MobileRead Forums - View Single Post - Strange Â character appearing throughout e-book text

charleski · 01-26-2010, 09:10 PM

Quote:

Originally Posted by Valloric

Actually no. Sigil (actually embedded HTML Tidy) fixes most markup errors and also extracts any inline CSS into a style tag, but it won't strip out code. Although Tidy can refactor some parts of the markup on rare occasions. It will also pretty-print it, but that's just whitespace.
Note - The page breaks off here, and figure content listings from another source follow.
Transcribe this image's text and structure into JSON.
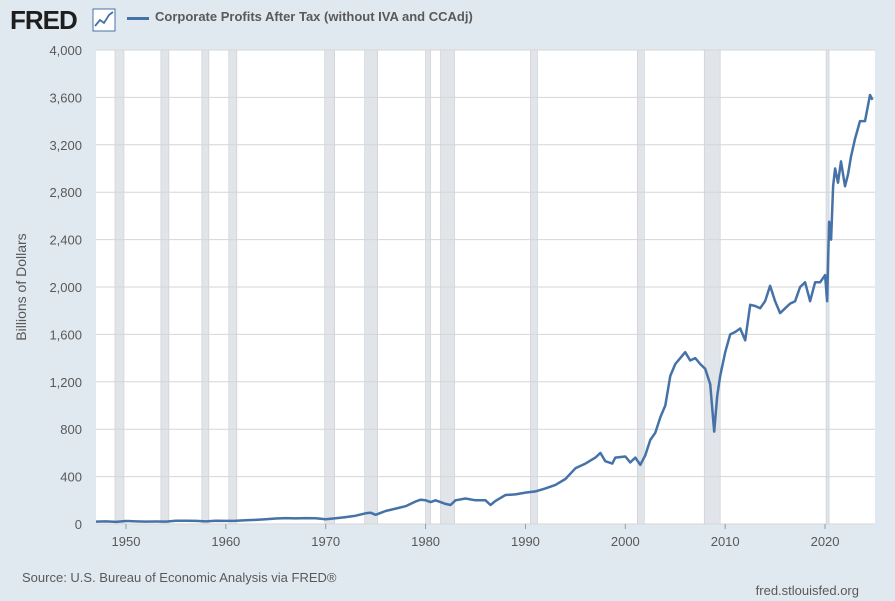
{
  "header": {
    "logo_text": "FRED",
    "logo_icon": "chart-line-icon",
    "series_title": "Corporate Profits After Tax (without IVA and CCAdj)",
    "series_color": "#4572a7"
  },
  "footer": {
    "source": "Source: U.S. Bureau of Economic Analysis via FRED®",
    "url": "fred.stlouisfed.org"
  },
  "colors": {
    "background": "#e1e9f0",
    "plot_background": "#ffffff",
    "recession_shading": "#e1e4e8",
    "gridline": "#d6d6d6"
  },
  "chart_data": {
    "type": "line",
    "title": "",
    "xlabel": "",
    "ylabel": "Billions of Dollars",
    "xlim": [
      1947,
      2025
    ],
    "ylim": [
      0,
      4000
    ],
    "x_ticks": [
      "1950",
      "1960",
      "1970",
      "1980",
      "1990",
      "2000",
      "2010",
      "2020"
    ],
    "y_ticks": [
      "0",
      "400",
      "800",
      "1,200",
      "1,600",
      "2,000",
      "2,400",
      "2,800",
      "3,200",
      "3,600",
      "4,000"
    ],
    "grid": "horizontal",
    "recessions": [
      [
        1948.9,
        1949.8
      ],
      [
        1953.5,
        1954.3
      ],
      [
        1957.6,
        1958.3
      ],
      [
        1960.3,
        1961.1
      ],
      [
        1969.9,
        1970.9
      ],
      [
        1973.9,
        1975.2
      ],
      [
        1980.0,
        1980.5
      ],
      [
        1981.5,
        1982.9
      ],
      [
        1990.5,
        1991.2
      ],
      [
        2001.2,
        2001.9
      ],
      [
        2007.9,
        2009.5
      ],
      [
        2020.1,
        2020.4
      ]
    ],
    "series": [
      {
        "name": "Corporate Profits After Tax (without IVA and CCAdj)",
        "x": [
          1947,
          1948,
          1949,
          1950,
          1951,
          1952,
          1953,
          1954,
          1955,
          1956,
          1957,
          1958,
          1959,
          1960,
          1961,
          1962,
          1963,
          1964,
          1965,
          1966,
          1967,
          1968,
          1969,
          1970,
          1971,
          1972,
          1973,
          1974,
          1974.5,
          1975,
          1976,
          1977,
          1978,
          1979,
          1979.5,
          1980,
          1980.5,
          1981,
          1982,
          1982.5,
          1983,
          1984,
          1985,
          1986,
          1986.5,
          1987,
          1988,
          1989,
          1990,
          1991,
          1992,
          1993,
          1994,
          1995,
          1996,
          1997,
          1997.5,
          1998,
          1998.7,
          1999,
          2000,
          2000.5,
          2001,
          2001.5,
          2002,
          2002.5,
          2003,
          2003.5,
          2004,
          2004.5,
          2005,
          2005.5,
          2006,
          2006.5,
          2007,
          2007.5,
          2008,
          2008.5,
          2008.9,
          2009.2,
          2009.5,
          2010,
          2010.5,
          2011,
          2011.5,
          2012,
          2012.5,
          2013,
          2013.5,
          2014,
          2014.5,
          2015,
          2015.5,
          2016,
          2016.5,
          2017,
          2017.5,
          2018,
          2018.5,
          2019,
          2019.5,
          2020,
          2020.2,
          2020.4,
          2020.6,
          2020.8,
          2021,
          2021.3,
          2021.6,
          2022,
          2022.3,
          2022.6,
          2023,
          2023.5,
          2024,
          2024.5,
          2024.75
        ],
        "values": [
          20,
          22,
          18,
          25,
          22,
          20,
          21,
          20,
          27,
          27,
          26,
          22,
          28,
          26,
          27,
          31,
          35,
          40,
          46,
          50,
          47,
          50,
          48,
          40,
          48,
          58,
          70,
          90,
          95,
          78,
          110,
          130,
          150,
          190,
          205,
          200,
          185,
          200,
          170,
          160,
          200,
          215,
          200,
          200,
          160,
          195,
          245,
          250,
          265,
          275,
          300,
          330,
          380,
          470,
          510,
          560,
          600,
          530,
          510,
          560,
          570,
          520,
          560,
          500,
          580,
          710,
          770,
          900,
          1000,
          1250,
          1350,
          1400,
          1450,
          1380,
          1400,
          1350,
          1310,
          1180,
          780,
          1080,
          1250,
          1450,
          1600,
          1620,
          1650,
          1550,
          1850,
          1840,
          1820,
          1880,
          2010,
          1880,
          1780,
          1820,
          1860,
          1880,
          2000,
          2040,
          1880,
          2040,
          2040,
          2100,
          1880,
          2550,
          2400,
          2850,
          3000,
          2880,
          3060,
          2850,
          2950,
          3100,
          3250,
          3400,
          3400,
          3620,
          3580
        ]
      }
    ]
  }
}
I put great emphasis on preserving the user's original code.

Sorry, but while Sigil is a very useful program, it (or HTML Tidy) engages in code refactoring with certain assumptions that results in some elements being lost. In the vast majority of cases this has no impact, or (as here) results in errors being automatically fixed.

But it has the possibility to introduce errors. I've attached 2 tiny epubs I made to demonstrate this.

This first ('Sigil test Original.epub') was deliberately created using ANSI encoding in Notepad++ and (correctly) specifies ISO-8859-1 encoding in the xml specification. The accented 'é' appears correctly in both ADE and Calibre's epub reader.

The second ('Sigil test opened in Sigil.epub') is the same file which has simply been opened in Sigil and immediately saved without any editing. the 'é' has now become a '?' in ADE and Calibre, because Sigil assumed that the encoding was utf-8, disregarding the encoding specified in the file, and changed the encoding attribute in the specification.

I don't know what you'd call this, but I'd say that was a significant change in the code. I don't think it's something that necessarily needs to be fixed, and as I said before, this behaviour can be used to fix sloppy mistakes without the user needing to know much about what they're doing. But it is something that Sigil users need to be aware of - Sigil rigidly assumes that all the text it processes is UTF-8, and any edits need to be made with that in mind. For Western languages this isn't a issue, and in fact the use of UTF-8 should be encouraged - there's no reason for people to be using ancient ANSI encoding in epubs. But it might be a problem for those who need to use UTF-16.

Sigil also strips out metadata elements in the body text xhtml that are irrelevant. Again, not a big problem for most users, though if you have a workflow that uses custom metadata fields it's something you really need to know about. If you look at the html inside the two epubs you'll see that's happened here, the custom metadata has been stripped.